Известие о смерти писателя Якоба Вассермана, того самого, который когда-то отсчитал ему первый гонорар в «Симплициссимусе» золотыми монетами, вызывает у него нервный шок, сваливает его на несколько дней. Происходит это в начале 1934 года. Хотя умер Вассерман вне Германии и, что называется, естественной смертью, потерю эту он убежденно относит к последствиям событий на родине. Оставшийся после эмиграции в Австрию совершенно без средств к существованию и уже тяжело больной, Вассерман вынужден был заработка ради отправиться в Голландию, где еще больше разрушил свое здоровье, поселившись, чтобы не платить за гостиницу, в чьем-то неотапливаемом гараже. «Кончина его, — пишет Томас Манн Бертраму (и мы попутно обращаем внимание читателя на тон, в котором он теперь ему пишет), — разумеется, связана с оползнем века. Чего уж тут роптать. Где строгают, там и стружки летят. Так, кажется, вы говорите?» Бертраму, заметим, он не сообщает ни о своем нервном заболевании, ни о том, что причиной его, кроме самого факта смерти Вассермана, были отклики на эту смерть в германской печати.
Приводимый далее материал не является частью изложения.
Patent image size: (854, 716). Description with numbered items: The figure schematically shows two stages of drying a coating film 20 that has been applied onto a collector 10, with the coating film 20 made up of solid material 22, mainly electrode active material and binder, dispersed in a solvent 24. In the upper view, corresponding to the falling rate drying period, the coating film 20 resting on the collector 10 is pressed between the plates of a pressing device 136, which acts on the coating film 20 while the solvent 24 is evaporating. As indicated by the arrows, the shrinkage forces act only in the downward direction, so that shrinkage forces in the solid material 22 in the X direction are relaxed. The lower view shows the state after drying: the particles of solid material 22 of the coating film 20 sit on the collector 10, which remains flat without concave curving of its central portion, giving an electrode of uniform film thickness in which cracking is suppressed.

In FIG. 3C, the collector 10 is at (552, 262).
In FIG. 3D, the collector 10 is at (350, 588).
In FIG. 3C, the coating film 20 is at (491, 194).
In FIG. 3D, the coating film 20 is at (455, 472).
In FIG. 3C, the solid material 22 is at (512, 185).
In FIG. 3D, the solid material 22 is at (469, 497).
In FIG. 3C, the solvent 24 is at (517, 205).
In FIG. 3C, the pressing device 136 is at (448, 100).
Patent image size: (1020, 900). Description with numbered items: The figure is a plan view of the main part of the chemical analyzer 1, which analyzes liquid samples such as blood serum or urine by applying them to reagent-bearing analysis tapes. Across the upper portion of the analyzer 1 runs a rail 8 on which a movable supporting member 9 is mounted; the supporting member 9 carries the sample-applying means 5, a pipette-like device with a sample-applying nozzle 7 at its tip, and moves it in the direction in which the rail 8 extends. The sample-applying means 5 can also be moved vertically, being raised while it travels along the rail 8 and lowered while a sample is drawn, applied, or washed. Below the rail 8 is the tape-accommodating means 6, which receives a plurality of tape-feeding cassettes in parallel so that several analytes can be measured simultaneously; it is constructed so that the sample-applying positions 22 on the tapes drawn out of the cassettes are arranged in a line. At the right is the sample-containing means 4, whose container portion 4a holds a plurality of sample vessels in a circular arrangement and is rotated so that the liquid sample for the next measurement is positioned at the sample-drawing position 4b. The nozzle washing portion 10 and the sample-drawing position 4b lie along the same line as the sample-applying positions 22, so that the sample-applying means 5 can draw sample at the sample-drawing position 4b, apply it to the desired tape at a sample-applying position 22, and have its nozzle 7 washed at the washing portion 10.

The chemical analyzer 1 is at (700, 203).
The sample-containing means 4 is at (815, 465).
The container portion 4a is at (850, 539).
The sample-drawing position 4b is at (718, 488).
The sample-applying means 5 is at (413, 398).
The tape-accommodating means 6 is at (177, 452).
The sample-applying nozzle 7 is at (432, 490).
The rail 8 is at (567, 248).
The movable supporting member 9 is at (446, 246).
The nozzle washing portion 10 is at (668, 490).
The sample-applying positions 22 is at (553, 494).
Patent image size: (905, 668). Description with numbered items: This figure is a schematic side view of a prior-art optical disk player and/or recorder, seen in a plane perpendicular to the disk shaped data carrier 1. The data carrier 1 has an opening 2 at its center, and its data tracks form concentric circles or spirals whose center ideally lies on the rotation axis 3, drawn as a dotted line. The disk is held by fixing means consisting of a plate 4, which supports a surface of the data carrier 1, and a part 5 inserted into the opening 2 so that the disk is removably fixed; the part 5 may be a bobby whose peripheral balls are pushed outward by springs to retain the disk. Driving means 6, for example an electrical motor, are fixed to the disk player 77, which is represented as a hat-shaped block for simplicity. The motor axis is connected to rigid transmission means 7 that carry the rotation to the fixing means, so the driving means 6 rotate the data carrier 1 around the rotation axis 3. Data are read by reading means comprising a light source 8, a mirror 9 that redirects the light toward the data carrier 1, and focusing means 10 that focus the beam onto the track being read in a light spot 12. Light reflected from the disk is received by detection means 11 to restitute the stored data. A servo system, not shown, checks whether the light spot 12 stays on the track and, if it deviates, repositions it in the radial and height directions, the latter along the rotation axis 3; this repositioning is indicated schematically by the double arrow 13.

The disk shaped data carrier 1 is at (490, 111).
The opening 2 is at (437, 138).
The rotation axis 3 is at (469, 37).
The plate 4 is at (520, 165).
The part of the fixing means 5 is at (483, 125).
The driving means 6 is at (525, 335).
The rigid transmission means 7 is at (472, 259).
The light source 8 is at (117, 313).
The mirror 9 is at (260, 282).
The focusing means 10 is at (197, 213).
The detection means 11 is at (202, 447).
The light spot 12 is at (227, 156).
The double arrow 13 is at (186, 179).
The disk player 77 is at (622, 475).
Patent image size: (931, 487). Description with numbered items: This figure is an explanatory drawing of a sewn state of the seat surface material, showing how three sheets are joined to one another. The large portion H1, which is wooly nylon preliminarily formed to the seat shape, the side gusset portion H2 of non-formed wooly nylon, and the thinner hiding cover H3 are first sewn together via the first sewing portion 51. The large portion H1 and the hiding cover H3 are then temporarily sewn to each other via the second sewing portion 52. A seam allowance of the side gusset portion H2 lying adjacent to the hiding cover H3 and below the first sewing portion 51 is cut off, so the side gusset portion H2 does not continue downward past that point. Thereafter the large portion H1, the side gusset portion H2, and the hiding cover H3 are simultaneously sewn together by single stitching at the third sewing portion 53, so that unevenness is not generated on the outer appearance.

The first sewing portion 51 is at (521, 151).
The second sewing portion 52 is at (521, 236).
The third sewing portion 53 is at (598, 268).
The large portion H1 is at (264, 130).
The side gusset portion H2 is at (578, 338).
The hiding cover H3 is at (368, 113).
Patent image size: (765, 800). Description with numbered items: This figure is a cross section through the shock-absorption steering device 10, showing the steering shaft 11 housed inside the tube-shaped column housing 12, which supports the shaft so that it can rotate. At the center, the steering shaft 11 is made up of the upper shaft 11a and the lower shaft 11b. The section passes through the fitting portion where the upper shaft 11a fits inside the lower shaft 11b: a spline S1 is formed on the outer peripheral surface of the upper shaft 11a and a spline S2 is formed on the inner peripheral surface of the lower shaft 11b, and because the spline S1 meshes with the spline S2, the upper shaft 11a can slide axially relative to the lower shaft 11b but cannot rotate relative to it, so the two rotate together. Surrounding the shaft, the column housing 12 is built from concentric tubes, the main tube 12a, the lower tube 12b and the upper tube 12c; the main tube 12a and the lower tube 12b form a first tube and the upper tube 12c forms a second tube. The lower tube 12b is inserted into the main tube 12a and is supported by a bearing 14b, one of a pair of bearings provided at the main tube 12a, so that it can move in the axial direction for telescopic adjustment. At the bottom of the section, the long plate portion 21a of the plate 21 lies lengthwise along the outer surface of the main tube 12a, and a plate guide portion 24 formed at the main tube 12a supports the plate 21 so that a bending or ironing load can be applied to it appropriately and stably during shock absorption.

Сообщает он об этом писателю Рене Шикеле, с которым близко сошелся в первый же год изгнания, Рене Шикеле, который во времена «Размышлений аполитичного» издавал в Цюрихе пацифистский журнал... «Я слег на несколько дней в постель, — пишет он ему накануне того, как напишет Бертраму. — Подействовала тут отчасти, вероятно, реакция в Германии. «Берлинер Берзенкурир» заявил: «В. был одним из самых видных писателей ноябрьской Германии47. К немецкой литературе он не имел почти никакого отношения». Ну как не околеть от этого вопиющего идиотизма? Советую взглянуть: это немецкий некролог обо всех нас».
47
Слова «ноябрьская Германия» употреблены здесь как синоним Веймарской республики.